Enter cmd in the folder address bar and press Enter

Execute the command

After execution, a venv folder will be added to the D:/spark directory:

A venv directory will be added to the folder after successful execution

Note: If you receive the error python is not recognized as an internal or external command during execution, it means that Python is not installed or has not been added to the system environment variables. Please refer to relevant articles to install Python.

Next, execute venv\scripts\activate to activate the virtual environment. After activation, (venv) will appear at the beginning of the terminal line, indicating successful activation. All subsequent commands must be executed in this environment. Please check if it is activated before each execution.

Make sure there is (venv) at the beginning

  • Install Dependencies

In the activated virtual environment, continue executing the following command in the terminal to install all dependencies:

bash
pip install -r requirements.txt

The installation process may take a long time. Please be patient.

Installation takes a long time

3. Download Models

Models required for open-source AI projects are usually hosted on Hugging Face (huggingface.co). Since this website is blocked in some regions, you will need a VPN to download the models.
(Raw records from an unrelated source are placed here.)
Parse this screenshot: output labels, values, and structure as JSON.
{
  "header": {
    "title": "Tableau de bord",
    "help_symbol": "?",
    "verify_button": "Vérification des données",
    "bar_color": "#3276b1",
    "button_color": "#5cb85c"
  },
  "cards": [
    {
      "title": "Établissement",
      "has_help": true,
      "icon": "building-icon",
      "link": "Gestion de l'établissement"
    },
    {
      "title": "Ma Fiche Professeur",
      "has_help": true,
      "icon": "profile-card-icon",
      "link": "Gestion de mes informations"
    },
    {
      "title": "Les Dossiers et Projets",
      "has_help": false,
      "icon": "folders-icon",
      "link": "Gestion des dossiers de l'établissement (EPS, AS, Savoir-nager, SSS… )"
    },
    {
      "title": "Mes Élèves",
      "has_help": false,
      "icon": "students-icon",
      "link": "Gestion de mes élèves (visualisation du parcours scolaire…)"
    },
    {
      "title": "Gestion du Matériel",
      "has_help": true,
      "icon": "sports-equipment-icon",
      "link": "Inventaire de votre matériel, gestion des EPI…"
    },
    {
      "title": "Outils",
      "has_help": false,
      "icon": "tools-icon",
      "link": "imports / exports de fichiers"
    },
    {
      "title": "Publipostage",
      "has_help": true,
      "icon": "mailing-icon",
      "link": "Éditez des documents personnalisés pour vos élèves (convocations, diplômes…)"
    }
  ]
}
Ensure you have configured your VPN environment and set up a system proxy.

Create a text file named down.txt in the current directory D:/spark, copy and paste the following code into the file, and save it:

python
from huggingface_hub import snapshot_download
snapshot_download("SparkAudio/Spark-TTS-0.5B", local_dir="pretrained_models/Spark-TTS-0.5B")
print('下载完成')

Then, execute the following command in the terminal window with the virtual environment activated:

bash
python down.txt

Remember to check if (venv) exists before the command line:

Make sure the command line starts with (venv)

Wait for the terminal to indicate that the download is complete.
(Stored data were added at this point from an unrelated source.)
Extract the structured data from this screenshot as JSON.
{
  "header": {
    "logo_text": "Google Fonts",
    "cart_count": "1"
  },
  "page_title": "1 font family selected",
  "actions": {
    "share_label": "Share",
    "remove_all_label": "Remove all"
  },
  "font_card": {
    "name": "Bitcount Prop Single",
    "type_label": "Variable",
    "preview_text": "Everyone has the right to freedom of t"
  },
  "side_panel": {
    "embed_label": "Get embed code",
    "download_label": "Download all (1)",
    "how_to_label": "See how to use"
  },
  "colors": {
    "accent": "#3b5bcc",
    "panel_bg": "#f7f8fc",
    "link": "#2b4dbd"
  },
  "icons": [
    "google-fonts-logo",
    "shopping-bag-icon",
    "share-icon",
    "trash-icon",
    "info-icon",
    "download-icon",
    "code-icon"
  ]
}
If the output is similar to the following information, it indicates a network connection error, possibly due to incorrect VPN configuration:

Returning existing local_dir `pretrained_models\Spark-TTS-0.5B` as remote repo cannot be accessed in `snapshot_download` ((MaxRetryError("HTTPSConnectionPool(host='huggingface.co', port=443): Max retries exceeded with url: /api/models/SparkAudio/Spark-TTS-0.5B/revision/main (Caused by ConnectTimeoutError(<urllib3.connection.HTTPSConnection object at 0x000001BC4C8A4430>, 'Connection to huggingface.co timed out. (connect timeout=None)'))"), '(Request ID: aa61d1fb-ffc7-4479-9a99-2258c1bc0aee)')).

Connection failed, please configure the VPN environment correctly

4. Start the Web Interface

After the model is downloaded, you can start and open the Web interface.
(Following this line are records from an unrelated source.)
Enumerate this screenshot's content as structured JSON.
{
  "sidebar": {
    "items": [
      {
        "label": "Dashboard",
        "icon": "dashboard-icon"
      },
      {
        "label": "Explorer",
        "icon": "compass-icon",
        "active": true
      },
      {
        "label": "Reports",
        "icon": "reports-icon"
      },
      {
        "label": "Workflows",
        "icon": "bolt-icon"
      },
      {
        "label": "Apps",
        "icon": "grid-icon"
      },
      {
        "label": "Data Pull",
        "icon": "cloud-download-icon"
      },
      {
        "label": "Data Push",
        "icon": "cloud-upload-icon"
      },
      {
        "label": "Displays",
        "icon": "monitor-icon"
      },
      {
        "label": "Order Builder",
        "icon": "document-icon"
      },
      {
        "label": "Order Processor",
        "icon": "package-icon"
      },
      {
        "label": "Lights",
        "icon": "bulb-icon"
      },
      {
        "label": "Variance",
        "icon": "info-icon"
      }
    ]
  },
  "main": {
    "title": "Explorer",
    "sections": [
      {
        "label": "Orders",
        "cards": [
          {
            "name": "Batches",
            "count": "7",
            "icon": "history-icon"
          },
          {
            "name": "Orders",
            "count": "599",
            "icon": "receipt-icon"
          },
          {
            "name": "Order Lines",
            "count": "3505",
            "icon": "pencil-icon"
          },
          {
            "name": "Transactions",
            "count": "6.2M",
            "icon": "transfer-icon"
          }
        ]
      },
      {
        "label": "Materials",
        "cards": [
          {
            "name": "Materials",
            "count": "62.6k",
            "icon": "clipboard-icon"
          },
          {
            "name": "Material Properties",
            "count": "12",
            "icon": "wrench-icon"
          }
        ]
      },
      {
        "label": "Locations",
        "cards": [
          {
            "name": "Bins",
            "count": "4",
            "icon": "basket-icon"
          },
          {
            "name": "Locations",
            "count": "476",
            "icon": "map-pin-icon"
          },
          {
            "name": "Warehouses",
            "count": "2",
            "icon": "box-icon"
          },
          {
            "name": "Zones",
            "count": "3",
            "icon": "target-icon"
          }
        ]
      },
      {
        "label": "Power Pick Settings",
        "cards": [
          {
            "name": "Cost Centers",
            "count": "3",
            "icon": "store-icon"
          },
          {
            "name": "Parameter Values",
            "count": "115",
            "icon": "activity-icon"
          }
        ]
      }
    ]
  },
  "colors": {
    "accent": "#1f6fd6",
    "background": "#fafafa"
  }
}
Execute the following command in the terminal with the virtual environment activated:

bash
python webui.py

Confirm that it starts with (venv)

Wait for the following information to appear, indicating successful startup:

Successful startup

Now, you can open the address http://127.0.0.1:7860 in your browser. The Web interface is shown below:

Open the web interface

5. Voice Cloning Test

As shown below, select an audio file of the voice you want to clone (3-10 seconds long, clear pronunciation, clean background).

Then, enter the text content corresponding to the audio in the Text of prompt speech on the right. Enter the text you want to generate on the left, and finally click the Generate button at the bottom to start execution.

Perform voice cloning

After execution, it will look like the following image.

6. Using in pyVideoTrans Software

Spark-TTS is very similar to F5-TTS. With a simple modification, you can directly use Spark-TTS in the F5-TTS voice-over channel of pyVideoTrans. If you are not comfortable modifying the file, you can directly download the modified version and overwrite the webui.py file. Download address: https://pvt9.com/spark-use-f5-webui.zip

  • Open the webui.py file and paste the following code above line 135 (approximately):
python
    def basic_tts(gen_text_input, ref_text_input, ref_audio_input,remove_silence=None,speed_slider=None):
        """
        Gradio callback to clone voice using text and optional prompt speech.
        - text: The input text to be synthesised.
        - prompt_text: Additional textual info for the prompt (optional).
        - prompt_wav_upload/prompt_wav_record: Audio files used as reference.
        """
        prompt_speech = ref_audio_input
        prompt_text_clean = None if len(ref_text_input) < 2 else ref_text_input

        audio_output_path = run_tts(
            gen_text_input,
            model,
            prompt_text=prompt_text_clean,
            prompt_speech=prompt_speech
        )
        return audio_output_path,prompt_text_clean

Pay special attention to aligning the code levels

Important Note: Python code uses spaces for indentation and alignment. Otherwise, the code will throw an error. To avoid errors, it is recommended not to open the webui.py file with Notepad, but to use a professional code editor, such as Notepad++ or VSCode (free tools).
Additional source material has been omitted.